My question: Need to understand the time complexity of dynamic forward filling and back filling in spark Hello, I have a scala job that reads Delta Table A, transforms Data Frame and writes to Delta Table B (empty table)
The job runs processes 94,356,726 records and finishes in 16 minutes.
However, after adding dynamic filling logic to the Dataframe transform, the job executes for 2 hours and 20 minutes.
What's a big gap in performance, what's the time complexity of the backfilling?
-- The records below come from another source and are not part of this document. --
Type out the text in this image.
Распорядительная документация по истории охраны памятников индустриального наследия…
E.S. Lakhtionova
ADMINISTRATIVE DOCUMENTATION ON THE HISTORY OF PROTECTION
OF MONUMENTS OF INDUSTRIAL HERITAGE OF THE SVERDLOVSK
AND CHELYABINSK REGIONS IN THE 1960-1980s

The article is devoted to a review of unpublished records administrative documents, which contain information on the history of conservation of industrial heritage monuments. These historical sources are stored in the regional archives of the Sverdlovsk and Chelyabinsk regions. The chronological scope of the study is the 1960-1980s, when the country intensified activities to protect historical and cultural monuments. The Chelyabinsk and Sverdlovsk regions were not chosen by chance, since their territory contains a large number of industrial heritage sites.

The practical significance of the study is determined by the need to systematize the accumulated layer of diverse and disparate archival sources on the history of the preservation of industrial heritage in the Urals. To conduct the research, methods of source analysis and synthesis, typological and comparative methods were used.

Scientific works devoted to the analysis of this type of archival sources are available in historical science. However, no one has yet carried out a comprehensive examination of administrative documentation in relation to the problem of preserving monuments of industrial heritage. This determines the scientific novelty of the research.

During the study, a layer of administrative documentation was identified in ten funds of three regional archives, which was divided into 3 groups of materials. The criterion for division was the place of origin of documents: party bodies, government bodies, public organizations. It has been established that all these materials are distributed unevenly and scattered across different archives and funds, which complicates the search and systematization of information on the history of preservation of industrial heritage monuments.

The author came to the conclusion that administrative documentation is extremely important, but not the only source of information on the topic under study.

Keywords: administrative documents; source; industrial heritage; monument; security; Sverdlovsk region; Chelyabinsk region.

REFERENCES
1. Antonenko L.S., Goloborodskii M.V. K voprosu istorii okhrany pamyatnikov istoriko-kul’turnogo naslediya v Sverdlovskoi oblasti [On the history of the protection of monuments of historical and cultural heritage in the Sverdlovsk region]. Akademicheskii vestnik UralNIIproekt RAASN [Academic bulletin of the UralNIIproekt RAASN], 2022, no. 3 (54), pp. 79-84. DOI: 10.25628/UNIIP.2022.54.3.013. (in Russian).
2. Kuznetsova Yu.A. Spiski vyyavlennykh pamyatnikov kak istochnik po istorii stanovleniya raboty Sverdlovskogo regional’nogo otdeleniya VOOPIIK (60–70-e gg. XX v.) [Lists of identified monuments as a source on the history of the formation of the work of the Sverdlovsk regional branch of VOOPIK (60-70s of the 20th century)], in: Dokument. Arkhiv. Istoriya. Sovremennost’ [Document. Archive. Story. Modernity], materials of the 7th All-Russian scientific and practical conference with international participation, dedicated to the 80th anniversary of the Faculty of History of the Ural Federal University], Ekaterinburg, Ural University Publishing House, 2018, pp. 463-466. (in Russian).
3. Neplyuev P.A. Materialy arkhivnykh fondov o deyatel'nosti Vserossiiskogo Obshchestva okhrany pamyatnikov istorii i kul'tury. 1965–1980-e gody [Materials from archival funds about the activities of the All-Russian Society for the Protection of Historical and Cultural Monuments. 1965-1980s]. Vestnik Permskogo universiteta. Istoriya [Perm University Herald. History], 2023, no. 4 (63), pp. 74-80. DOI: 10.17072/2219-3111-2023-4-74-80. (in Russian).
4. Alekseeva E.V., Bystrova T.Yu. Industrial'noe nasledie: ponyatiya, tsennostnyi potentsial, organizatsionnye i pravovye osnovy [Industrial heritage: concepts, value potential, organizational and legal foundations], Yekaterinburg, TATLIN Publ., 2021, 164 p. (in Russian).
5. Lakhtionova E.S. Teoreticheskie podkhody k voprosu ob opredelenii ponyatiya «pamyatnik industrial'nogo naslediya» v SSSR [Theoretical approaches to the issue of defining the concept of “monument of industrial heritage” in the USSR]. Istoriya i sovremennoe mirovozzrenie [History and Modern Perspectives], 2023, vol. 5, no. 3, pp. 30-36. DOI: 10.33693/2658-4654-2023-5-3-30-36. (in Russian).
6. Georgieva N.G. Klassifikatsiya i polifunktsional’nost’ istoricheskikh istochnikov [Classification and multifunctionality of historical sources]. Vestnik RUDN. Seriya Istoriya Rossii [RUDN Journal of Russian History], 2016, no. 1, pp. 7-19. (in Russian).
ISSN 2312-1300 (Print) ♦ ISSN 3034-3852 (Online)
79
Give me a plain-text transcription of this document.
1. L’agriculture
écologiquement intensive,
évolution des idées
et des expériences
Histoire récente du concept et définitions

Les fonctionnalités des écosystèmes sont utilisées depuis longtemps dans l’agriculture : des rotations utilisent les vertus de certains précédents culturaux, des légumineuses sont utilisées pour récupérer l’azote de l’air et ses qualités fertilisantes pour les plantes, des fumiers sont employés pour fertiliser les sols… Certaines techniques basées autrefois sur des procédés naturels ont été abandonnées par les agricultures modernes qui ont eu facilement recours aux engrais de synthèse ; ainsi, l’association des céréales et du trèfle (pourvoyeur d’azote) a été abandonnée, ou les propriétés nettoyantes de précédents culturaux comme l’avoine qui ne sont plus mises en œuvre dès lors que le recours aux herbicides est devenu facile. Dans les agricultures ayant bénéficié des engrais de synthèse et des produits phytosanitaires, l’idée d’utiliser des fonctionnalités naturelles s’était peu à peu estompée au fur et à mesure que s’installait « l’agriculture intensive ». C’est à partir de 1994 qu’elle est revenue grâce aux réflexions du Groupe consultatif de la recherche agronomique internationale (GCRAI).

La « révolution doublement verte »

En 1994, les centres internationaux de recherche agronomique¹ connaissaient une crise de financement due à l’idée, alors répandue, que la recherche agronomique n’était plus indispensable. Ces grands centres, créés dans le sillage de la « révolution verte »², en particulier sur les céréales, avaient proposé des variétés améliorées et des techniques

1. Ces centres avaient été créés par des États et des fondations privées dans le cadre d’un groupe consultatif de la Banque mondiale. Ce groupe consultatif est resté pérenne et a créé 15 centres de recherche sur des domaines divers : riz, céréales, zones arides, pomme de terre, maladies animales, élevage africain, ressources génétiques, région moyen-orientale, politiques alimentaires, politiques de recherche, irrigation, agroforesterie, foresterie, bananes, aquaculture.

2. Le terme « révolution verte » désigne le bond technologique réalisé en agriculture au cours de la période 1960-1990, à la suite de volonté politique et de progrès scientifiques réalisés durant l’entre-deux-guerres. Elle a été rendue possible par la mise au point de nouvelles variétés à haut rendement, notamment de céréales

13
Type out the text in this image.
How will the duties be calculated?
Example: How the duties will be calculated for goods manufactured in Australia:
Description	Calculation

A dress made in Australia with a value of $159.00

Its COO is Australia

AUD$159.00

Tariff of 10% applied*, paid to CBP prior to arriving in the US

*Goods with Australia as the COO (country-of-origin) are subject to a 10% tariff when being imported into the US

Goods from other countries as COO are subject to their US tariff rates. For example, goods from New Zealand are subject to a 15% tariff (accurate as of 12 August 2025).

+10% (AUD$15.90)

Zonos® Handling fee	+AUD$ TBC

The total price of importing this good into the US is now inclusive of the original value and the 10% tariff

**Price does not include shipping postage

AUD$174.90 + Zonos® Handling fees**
Details Purpose of the backfilling
I have data like this:
| id | version | data_column |
|---|---|---|
| 0 | 4 | null |
| 0 | 3 | "test 2" |
| 0 | 2 | null |
| 0 | 1 | "test 1" |
I want to get the data like this:
| id | version | data_column |
|---|---|---|
| 0 | 4 | "test 2"// filled from version 3 |
| 0 | 3 | "test 2" |
| 0 | 2 | "test 1" // filled from version 2 |
| 0 | 1 | "test 1" |
My method Following method here: Pyspark : forward fill with last observation for a DataFrame
// before using backfilling, the job uses the "partitionWindow " for dedup
val partitionWindow = Window
.partitionBy("id")
.orderBy(desc("version"), desc("timestamp'))
val backfillWindow = partitionWindow
.rowsBetween(0, Window.unboundedFollowing)
df.withColumn("data_filled", coalesce(first("data_column", true).over(backfillWindow), col("data_column")))
My Observation
- Execution time: It works as expected, but huge performance downgrade, from 16 minutes to 2hours and 20 minutes
- Spark stage: In spark history server, the bottleneck is the "Delta Lake touching files: low shuffle merge", gap is 1.8 minute vs. 1.1 hours
- Physical plan: I use winmerge to compare the physical plan of the "Delta Lake touching files: low shuffle merge" stage, between 2 jobs, no big difference
- I check pyspark ffill and bfill, they shall have similar time complexity, the doc doesn't mention time complexity, only says: " Avoid this method against very large dataset."
More Thoughts: I'm doing one-direction backfilling, it shall be close to O(Nlog(N)), right? Maybe a bi-directional filling (forward and backward at the same time) would be different
Thank you!